Burgess, I. F, Brown, C. M, Lee, P. N (2005). Treatment of head louse infestation with 4% dimeticone lotion: randomised controlled equivalence trial. British Medical Journal (330),1423.
Frankowski, B. L., Weiner, L. B., Committee on School Health, Committee on Infectious Diseases, (2002). Head Lice. Pediatrics 110: 638-643.
Lwegaba, A. (2005). Shaving can be safer headlice treatment than insecticides. British Medical Journal (330), 1510.
Molner, J. G. (1945). Treatment of Pediculosis Capitis. American Journal of Public health (35), 1302-1303.

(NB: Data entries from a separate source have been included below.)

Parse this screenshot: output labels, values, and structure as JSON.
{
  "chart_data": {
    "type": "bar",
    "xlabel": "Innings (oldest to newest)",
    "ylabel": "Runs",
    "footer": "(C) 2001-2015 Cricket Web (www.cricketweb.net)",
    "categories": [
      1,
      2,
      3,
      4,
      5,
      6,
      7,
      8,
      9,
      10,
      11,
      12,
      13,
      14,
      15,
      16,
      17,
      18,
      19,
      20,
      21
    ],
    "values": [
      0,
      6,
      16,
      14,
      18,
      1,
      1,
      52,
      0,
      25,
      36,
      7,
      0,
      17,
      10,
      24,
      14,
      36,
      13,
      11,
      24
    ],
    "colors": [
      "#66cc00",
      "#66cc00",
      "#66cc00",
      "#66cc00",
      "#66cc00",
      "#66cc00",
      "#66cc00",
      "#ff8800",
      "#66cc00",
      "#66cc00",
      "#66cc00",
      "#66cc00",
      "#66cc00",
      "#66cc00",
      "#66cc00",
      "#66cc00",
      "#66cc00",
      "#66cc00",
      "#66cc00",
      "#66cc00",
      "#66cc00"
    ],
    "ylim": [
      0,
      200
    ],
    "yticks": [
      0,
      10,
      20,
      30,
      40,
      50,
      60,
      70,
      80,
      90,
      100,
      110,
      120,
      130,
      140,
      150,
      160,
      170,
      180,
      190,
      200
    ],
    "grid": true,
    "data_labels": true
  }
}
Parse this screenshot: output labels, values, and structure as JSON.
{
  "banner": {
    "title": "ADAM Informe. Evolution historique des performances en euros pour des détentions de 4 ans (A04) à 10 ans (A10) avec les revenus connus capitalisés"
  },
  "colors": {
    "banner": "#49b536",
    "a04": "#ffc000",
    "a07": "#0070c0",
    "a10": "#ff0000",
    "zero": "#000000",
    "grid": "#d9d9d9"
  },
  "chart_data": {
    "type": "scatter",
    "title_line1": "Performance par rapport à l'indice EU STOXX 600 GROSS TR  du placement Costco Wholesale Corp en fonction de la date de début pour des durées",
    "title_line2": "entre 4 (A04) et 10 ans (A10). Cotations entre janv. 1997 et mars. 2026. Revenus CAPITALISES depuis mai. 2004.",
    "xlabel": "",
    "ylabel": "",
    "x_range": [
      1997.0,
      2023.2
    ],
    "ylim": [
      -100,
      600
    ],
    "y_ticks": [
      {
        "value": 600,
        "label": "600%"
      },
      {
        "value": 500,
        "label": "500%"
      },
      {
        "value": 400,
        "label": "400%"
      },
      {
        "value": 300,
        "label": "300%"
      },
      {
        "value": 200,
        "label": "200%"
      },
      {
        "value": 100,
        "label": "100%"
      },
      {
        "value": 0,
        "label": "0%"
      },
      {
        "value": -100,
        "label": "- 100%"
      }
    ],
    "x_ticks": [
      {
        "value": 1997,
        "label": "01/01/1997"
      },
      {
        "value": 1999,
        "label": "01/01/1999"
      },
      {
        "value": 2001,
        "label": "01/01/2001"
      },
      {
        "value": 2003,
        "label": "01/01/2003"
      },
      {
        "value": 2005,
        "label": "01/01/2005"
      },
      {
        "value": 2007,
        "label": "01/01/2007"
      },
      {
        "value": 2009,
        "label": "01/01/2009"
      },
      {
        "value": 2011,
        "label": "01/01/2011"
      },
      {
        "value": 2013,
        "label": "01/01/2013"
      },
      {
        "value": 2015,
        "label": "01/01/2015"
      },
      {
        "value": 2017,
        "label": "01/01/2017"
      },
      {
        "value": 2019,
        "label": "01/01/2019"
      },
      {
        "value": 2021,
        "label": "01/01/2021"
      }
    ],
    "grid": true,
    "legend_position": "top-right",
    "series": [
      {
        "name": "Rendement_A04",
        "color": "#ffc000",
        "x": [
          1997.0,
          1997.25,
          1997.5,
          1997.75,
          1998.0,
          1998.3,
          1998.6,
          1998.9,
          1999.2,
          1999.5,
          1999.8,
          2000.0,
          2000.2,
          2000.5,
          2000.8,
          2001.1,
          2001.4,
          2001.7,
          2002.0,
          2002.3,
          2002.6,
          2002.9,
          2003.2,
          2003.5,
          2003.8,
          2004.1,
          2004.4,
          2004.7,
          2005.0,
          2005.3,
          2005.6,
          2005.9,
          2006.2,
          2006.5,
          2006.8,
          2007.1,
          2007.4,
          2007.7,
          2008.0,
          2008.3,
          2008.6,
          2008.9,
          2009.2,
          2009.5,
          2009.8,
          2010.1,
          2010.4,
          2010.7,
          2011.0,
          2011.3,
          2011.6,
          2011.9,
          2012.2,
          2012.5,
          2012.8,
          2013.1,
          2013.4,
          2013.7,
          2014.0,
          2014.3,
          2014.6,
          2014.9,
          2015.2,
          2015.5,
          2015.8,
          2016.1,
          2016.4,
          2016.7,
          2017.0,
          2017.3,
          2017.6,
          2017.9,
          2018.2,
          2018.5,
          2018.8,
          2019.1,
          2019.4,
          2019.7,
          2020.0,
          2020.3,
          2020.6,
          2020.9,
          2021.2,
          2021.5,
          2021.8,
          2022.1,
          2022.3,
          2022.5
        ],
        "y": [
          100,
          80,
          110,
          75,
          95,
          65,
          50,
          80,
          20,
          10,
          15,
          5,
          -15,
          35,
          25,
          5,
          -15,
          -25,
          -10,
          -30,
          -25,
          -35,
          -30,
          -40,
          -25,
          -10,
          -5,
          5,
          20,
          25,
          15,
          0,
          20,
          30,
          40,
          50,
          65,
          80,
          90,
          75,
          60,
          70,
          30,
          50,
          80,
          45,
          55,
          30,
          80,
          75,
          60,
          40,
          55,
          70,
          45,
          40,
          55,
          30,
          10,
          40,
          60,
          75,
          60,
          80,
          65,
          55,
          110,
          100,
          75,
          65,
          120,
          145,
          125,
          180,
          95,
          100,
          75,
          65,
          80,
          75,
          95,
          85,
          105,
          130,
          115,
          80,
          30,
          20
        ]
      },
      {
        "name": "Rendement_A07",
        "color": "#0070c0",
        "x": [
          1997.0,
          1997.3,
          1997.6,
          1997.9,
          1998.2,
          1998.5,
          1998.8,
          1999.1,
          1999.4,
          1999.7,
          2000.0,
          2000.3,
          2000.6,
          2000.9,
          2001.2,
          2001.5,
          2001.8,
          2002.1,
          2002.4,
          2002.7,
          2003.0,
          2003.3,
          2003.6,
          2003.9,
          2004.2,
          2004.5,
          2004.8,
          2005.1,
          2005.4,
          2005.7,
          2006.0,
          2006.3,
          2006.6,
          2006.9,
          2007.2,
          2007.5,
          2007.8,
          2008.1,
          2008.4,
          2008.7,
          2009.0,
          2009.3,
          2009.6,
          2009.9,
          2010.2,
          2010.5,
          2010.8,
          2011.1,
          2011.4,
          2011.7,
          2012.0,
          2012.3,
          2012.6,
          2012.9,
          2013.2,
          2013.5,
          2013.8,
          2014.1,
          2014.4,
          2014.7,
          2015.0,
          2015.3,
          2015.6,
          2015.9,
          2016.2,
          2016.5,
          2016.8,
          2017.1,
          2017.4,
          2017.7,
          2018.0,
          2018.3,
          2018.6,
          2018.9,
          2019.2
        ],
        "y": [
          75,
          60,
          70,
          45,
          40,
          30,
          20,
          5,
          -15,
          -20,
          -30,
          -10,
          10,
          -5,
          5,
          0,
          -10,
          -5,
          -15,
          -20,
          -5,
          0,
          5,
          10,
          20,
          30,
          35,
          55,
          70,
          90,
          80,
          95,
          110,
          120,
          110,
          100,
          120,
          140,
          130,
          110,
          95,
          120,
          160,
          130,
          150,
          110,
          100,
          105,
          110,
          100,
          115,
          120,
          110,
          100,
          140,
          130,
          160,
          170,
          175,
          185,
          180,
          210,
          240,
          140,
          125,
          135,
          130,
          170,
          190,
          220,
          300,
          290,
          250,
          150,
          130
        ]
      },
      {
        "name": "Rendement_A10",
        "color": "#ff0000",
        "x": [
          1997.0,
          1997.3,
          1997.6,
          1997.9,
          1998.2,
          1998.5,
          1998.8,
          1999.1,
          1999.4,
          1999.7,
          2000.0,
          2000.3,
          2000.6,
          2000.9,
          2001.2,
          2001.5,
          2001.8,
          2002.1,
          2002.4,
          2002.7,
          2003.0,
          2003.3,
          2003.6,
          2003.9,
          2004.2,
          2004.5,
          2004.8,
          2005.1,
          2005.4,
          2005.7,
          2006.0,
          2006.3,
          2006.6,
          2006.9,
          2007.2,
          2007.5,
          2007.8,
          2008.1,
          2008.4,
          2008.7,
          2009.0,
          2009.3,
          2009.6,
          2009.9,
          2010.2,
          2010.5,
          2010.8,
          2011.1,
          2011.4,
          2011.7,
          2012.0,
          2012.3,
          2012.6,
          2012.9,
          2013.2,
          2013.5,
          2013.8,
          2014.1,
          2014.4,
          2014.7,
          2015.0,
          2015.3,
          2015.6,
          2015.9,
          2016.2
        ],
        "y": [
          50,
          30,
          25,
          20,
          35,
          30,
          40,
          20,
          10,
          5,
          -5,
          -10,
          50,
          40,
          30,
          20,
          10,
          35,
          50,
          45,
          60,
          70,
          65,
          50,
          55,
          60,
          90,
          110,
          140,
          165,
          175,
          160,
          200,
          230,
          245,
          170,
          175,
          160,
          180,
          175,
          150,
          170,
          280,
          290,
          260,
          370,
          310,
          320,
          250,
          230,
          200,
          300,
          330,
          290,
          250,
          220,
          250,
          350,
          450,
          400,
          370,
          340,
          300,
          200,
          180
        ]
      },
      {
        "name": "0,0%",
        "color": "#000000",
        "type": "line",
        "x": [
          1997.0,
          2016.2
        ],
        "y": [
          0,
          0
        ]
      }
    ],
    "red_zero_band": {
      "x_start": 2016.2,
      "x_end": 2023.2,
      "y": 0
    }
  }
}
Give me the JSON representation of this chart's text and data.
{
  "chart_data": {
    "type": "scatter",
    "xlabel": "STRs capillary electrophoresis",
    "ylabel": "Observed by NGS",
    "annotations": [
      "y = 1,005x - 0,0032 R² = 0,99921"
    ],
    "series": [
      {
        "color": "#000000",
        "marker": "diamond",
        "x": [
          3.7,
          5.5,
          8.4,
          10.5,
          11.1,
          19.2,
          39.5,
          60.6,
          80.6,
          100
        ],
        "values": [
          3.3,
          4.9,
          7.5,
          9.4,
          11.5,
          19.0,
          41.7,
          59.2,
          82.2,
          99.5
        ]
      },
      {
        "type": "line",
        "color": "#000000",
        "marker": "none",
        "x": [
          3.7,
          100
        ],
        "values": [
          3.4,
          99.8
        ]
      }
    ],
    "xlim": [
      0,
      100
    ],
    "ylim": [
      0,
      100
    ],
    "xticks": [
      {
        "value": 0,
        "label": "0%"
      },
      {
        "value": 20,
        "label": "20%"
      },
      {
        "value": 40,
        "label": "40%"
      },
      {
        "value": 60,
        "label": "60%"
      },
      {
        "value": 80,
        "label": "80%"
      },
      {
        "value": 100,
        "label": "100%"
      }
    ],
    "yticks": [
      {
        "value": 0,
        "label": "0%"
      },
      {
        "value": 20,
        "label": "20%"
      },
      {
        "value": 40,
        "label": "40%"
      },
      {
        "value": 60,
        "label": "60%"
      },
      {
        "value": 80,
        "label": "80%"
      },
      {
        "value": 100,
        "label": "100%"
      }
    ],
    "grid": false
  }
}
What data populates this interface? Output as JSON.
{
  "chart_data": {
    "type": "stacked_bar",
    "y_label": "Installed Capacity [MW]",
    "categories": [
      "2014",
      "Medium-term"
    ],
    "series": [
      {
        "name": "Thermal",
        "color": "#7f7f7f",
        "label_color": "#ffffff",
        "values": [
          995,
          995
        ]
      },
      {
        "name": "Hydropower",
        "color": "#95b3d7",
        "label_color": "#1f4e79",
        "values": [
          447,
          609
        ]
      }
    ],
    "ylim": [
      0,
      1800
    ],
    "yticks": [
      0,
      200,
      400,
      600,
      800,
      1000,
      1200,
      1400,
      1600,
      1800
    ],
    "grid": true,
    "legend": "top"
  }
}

Namazi, M. R. (2003). Treatment of pediculosis capitis with thiabendazole: a pilot study. International Journal of Dermatology (42)12, 973–976.
Nash, B. (2003). Treating head lice. British Medical Journal (326), 1256-1257.
Polack, R. J., Kiszewski, A., Armstrong, P., Haln, C., Wolfe, N., Rahman, H. A., Laserson, K., Telford, s. r., & Spielman,a. (1999).Differential permethrin susceptibility of head lice sampled in the United States and Borneo. Arch Pediatr Adolesc Med. (153), 969-973.
Sladden, M. J. (2005). More common skin infections in children. British Medical Journal (330), 1194-1198.
Stichele, R.V.H, Dezeure, E. M. & Bogaert, M. G. (1995). Systematic review of clinical efficacy of topical treatments for head lice. British Journal of Medicine (311), 604-608.